The programme was rolled out by Liam McGarry, the children's programme manager, Neil Simpson, the head of academy and Gavin Levey, the head of coaching education, who says he went into lockdown not knowing what to expect. Now at the end of the process, Levey admits he has uncovered a new sense of what young players are capable of and says that many of the initiatives introduced during the phase must now be incorporated into the club's youth training methods as a matter of course.

The emphasis has been on pushing players, providing them with regular feedback and a platform for interaction with first-teamers who have been through the pathway.

One ball mastery test, for example, involves a minute of alternate keepie-uppies with a tennis ball. It's one what Levey calls a “level 2 drill” out of 10 but is actually much more difficult than that.

“The reason we put it at level two is because it's a really hard challenge and it allows them really early on to understand what practice is. It's harder than level three, level four and level five and we have been asked why is it level two and it's because it makes them understand what it takes. We've had to be creative on top of that.

“The first-team players were magnificent. We didn't want it to be touristy, something you could just read in a match programme or Wikipedia. This is about things that relate to players, the hard times, their setbacks, how do you overcome them, how much practice did they do.

“We had Connor McLennan and Dean Campbell with our pre-Academy kids and it was great for them to come out and say 'the work that you are doing now is the work that we did at your age'. We have league tables that go out every Monday. That is not something that we are pushing kids to climb because every kid during lockdown has got a unique experience.

“Some players are driven by that competition and climbing a level, some are driven by being at the very top but there might be someone near the bottom of one of those tables who could be compared to a guy who is trying to get into the special forces – he's at the back of the pack and his lungs are bleeding but he might be on level 1 or level 2 of our programme and he might have put in more effort to get that stage than someone at the top has.”

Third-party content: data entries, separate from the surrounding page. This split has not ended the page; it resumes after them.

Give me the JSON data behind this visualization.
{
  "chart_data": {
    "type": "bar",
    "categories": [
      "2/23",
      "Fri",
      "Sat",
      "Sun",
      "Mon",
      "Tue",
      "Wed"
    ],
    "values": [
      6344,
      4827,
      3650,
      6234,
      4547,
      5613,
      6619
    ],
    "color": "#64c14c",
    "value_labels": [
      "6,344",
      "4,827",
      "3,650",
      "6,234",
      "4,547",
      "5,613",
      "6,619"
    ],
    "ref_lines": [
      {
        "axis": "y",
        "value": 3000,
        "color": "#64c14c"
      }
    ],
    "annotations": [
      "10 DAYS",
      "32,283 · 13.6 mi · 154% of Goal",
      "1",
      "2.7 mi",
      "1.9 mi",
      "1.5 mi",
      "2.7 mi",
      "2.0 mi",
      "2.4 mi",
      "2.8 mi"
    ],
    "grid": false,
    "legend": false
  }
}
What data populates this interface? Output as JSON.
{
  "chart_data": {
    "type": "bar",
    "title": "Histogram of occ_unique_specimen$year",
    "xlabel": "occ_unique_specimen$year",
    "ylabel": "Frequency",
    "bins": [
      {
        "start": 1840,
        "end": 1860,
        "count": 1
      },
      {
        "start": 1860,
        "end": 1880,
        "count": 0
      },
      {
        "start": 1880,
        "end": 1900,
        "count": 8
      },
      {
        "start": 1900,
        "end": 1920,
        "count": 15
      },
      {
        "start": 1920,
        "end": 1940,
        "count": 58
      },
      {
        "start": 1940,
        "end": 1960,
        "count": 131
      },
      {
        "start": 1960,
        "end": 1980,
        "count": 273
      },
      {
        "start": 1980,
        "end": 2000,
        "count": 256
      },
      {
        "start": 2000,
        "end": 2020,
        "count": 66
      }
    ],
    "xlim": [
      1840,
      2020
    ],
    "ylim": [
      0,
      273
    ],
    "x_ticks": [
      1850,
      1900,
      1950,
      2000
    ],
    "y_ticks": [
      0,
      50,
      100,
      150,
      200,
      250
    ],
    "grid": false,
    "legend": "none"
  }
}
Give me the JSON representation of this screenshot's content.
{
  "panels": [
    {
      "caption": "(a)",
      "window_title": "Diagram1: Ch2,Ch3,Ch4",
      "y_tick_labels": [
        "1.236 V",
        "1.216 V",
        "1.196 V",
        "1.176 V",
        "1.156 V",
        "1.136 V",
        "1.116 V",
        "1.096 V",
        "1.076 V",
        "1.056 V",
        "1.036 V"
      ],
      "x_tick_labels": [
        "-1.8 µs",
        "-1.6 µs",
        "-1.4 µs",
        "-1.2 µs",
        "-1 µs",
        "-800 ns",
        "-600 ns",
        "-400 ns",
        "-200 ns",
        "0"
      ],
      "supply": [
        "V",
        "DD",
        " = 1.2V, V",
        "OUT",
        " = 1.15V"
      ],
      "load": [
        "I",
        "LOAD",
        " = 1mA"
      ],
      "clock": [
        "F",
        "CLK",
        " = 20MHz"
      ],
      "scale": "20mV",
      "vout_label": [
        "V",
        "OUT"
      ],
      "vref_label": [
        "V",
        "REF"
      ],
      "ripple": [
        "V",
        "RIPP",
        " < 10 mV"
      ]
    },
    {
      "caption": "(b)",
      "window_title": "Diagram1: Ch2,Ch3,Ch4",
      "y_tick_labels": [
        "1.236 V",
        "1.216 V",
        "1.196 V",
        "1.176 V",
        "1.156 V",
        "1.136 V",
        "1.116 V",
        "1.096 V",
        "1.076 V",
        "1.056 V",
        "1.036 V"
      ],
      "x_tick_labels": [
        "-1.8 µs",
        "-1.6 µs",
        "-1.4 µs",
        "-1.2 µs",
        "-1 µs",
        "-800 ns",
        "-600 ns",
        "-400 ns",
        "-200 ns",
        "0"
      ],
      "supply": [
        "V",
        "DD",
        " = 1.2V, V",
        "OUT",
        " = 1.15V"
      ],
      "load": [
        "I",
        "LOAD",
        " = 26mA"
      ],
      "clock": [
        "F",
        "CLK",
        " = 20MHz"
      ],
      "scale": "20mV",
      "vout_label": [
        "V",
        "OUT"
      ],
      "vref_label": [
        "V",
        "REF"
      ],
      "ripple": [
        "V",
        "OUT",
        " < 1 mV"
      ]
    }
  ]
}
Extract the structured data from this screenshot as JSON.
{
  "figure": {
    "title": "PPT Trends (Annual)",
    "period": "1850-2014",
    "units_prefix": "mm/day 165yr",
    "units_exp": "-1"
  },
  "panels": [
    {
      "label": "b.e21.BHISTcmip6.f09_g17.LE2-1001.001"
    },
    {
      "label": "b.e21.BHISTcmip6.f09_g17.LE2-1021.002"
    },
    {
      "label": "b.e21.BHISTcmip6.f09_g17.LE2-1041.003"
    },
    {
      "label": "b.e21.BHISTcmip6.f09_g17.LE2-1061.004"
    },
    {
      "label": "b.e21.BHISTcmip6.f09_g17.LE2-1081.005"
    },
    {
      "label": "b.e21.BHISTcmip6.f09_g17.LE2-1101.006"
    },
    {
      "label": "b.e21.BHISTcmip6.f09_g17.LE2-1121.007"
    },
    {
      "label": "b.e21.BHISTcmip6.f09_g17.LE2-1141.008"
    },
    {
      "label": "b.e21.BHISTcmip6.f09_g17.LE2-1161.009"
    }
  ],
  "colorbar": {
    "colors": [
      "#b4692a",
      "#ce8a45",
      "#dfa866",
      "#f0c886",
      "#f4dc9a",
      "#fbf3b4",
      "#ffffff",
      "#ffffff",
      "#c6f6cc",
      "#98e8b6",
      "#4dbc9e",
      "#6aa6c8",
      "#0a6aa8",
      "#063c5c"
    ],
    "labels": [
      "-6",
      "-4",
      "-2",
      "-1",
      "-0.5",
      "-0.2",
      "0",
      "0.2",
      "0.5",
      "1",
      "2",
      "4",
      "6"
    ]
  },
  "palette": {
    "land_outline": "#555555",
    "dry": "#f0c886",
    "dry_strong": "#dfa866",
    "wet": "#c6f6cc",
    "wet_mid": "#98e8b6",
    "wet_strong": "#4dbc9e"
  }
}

Ultimately, Levey says children have been forced to think on their feet. In a domain where coaches are always mindful of coaching creativity out of kids, their methods have actually fostered greater freedom of thought.

“[For] some of the challenges we've got, the kids have had to go to car parks that are empty or find walls that they can at the side of a school building and some of them are going out on a bike at a young age, taking a phone with them and they go until the battery runs out.”

“We've gone back to the days of what kids used to do and I don't think kids fully appreciated what real practice was and as coaches we haven't appreciated what kids are capable of. We are going to come out of this with so many more competent two-footed players than our academy has ever had.

“We asked these young people to write down their 12-week lockdown experiences and some of the stuff in there would bring a tear to your eye, in terms of the family values that they have learned to understand, what they say about the relationships they have built with brothers and sisters and how they have come together, what the football club has meant to them during this time.”

For all the negative connotations associated with lockdown, Aberdeen's youth academy made the experience positive. For Sarah and Rory Phillips, who commute an hour from Angus each time there is a training session in Aberdeen, it was summed up thus: “Rory actually said about four weeks into it 'do you know, mum, I have always had team-mates at Aberdeen but I feel as if I have got friends now' and I thought that was so powerful, for me as a parent I thought 'gosh'. It was so easy to think of the lockdown as a negative experience on the whole but I just don't think Aberdeen have done that at all, they've managed to turn it on its head.”